Nice to Have Company, But...

Washington -- It's nice to see a like-minded author write on higher education finance in a prominent Capitol Hill publication. Ingrid Schroeder, director of fiscal federalism initiatives at the Pew Charitable Trusts, makes a strong case for a better understanding of how higher education funding streams interact in her article "Footing the Bill for Higher Education." An excerpt:

Both states and the federal government contribute significant funding to higher education — similar to transportation, K-12 education and other policy areas. However, higher education is unlike these other areas, where there are generally federal-state funding matches or states are required to maintain a certain funding level to receive federal dollars. In higher education, states can, for the most part, cut spending without a loss of federal support.
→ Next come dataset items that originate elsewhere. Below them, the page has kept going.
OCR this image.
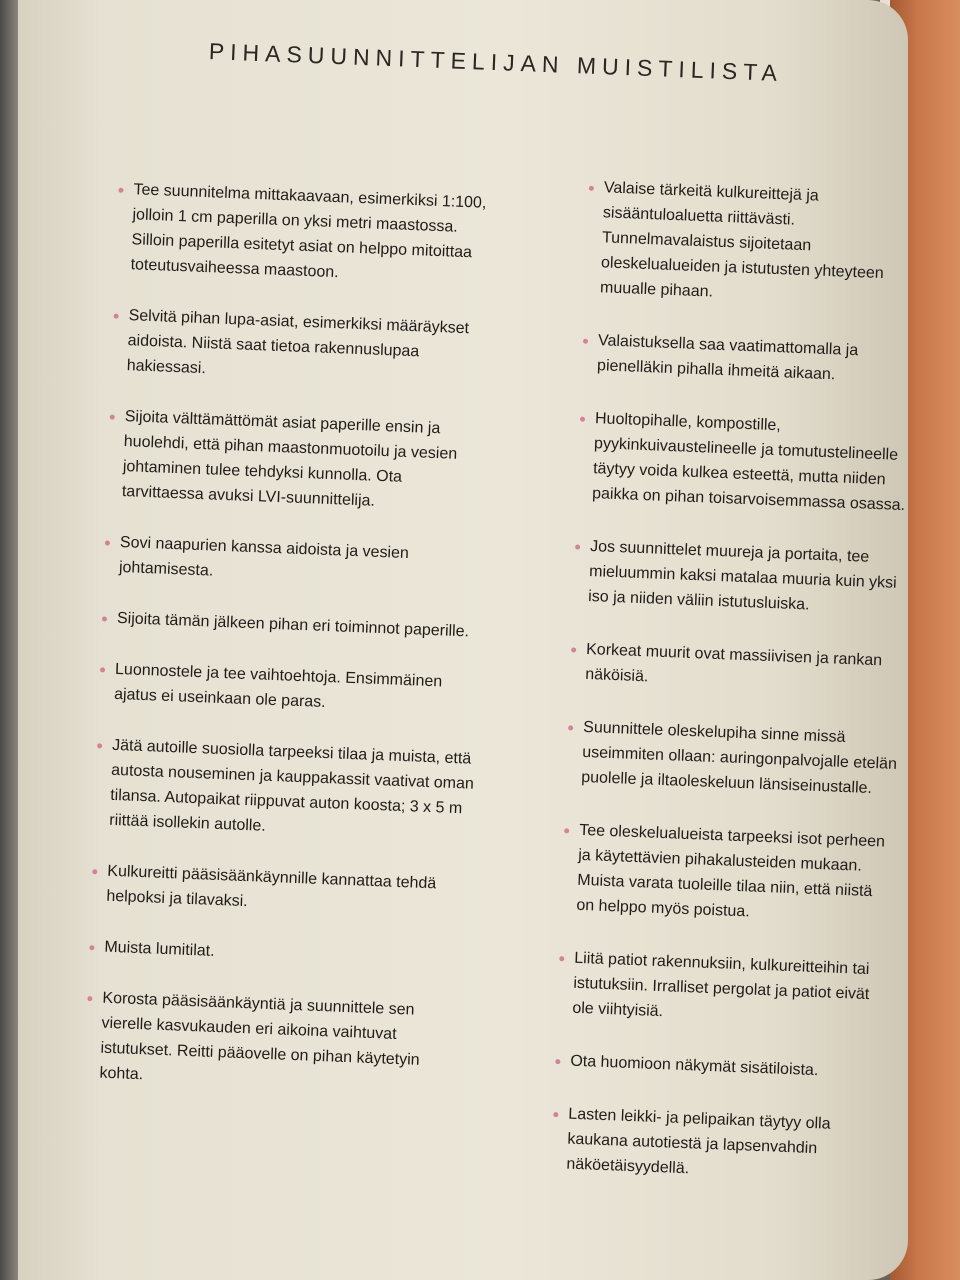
PIHASUUNNITTELIJAN MUISTILISTA
Tee suunnitelma mittakaavaan, esimerkiksi 1:100, jolloin 1 cm paperilla on yksi metri maastossa. Silloin paperilla esitetyt asiat on helppo mitoittaa toteutusvaiheessa maastoon.
Selvitä pihan lupa-asiat, esimerkiksi määräykset aidoista. Niistä saat tietoa rakennuslupaa hakiessasi.
Sijoita välttämättömät asiat paperille ensin ja huolehdi, että pihan maastonmuotoilu ja vesien johtaminen tulee tehdyksi kunnolla. Ota tarvittaessa avuksi LVI-suunnittelija.
Sovi naapurien kanssa aidoista ja vesien johtamisesta.
Sijoita tämän jälkeen pihan eri toiminnot paperille.
Luonnostele ja tee vaihtoehtoja. Ensimmäinen ajatus ei useinkaan ole paras.
Jätä autoille suosiolla tarpeeksi tilaa ja muista, että autosta nouseminen ja kauppakassit vaativat oman tilansa. Autopaikat riippuvat auton koosta; 3 x 5 m riittää isollekin autolle.
Kulkureitti pääsisäänkäynnille kannattaa tehdä helpoksi ja tilavaksi.
Muista lumitilat.
Korosta pääsisäänkäyntiä ja suunnittele sen vierelle kasvukauden eri aikoina vaihtuvat istutukset. Reitti pääovelle on pihan käytetyin kohta.
Valaise tärkeitä kulkureittejä ja sisääntuloaluetta riittävästi. Tunnelmavalaistus sijoitetaan oleskelualueiden ja istutusten yhteyteen muualle pihaan.
Valaistuksella saa vaatimattomalla ja pienelläkin pihalla ihmeitä aikaan.
Huoltopihalle, kompostille, pyykinkuivaustelineelle ja tomutustelineelle täytyy voida kulkea esteettä, mutta niiden paikka on pihan toisarvoisemmassa osassa.
Jos suunnittelet muureja ja portaita, tee mieluummin kaksi matalaa muuria kuin yksi iso ja niiden väliin istutusluiska.
Korkeat muurit ovat massiivisen ja rankan näköisiä.
Suunnittele oleskelupiha sinne missä useimmiten ollaan: auringonpalvojalle etelän puolelle ja iltaoleskeluun länsiseinustalle.
Tee oleskelualueista tarpeeksi isot perheen ja käytettävien pihakalusteiden mukaan. Muista varata tuoleille tilaa niin, että niistä on helppo myös poistua.
Liitä patiot rakennuksiin, kulkureitteihin tai istutuksiin. Irralliset pergolat ja patiot eivät ole viihtyisiä.
Ota huomioon näkymät sisätiloista.
Lasten leikki- ja pelipaikan täytyy olla kaukana autotiestä ja lapsenvahdin näköetäisyydellä.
But it's disappointing, so far, that those in Congress with committee jurisdiction over higher education have yet to put forth changes to the Higher Education Act that reflect an understanding of these increasingly painful realities of fiscal federalism. Although the federal government continues to pour billions into higher education, states and institutions have been reducing their support in the very area -- college affordability -- where the federal government has been increasing its spending. One result is student loan debt that now exceeds $1.3 trillion nationwide and is a drag on the economy, not to mention how student loan debt gone wrong is taking a devastating toll on millions of individuals and families.

Instead of using the tools of fiscal federalism to keep federal, state, and institutional funding streams in balance, Congress over the years has been killing off or strangling the programs in the Higher Education Act that contain matching and maintenance of effort provisions. It's not as if the federal fiscal effort needs huge increases; what it desperately needs is re-balancing among the various spending and tax expenditure programs to draw the states and the institutions back into "cooperative federalism."

To the credit of several past and present presidential candidates of both parties, their proposals for higher education affordability acknowledge the role that states and institutions must play. Where is the Congress?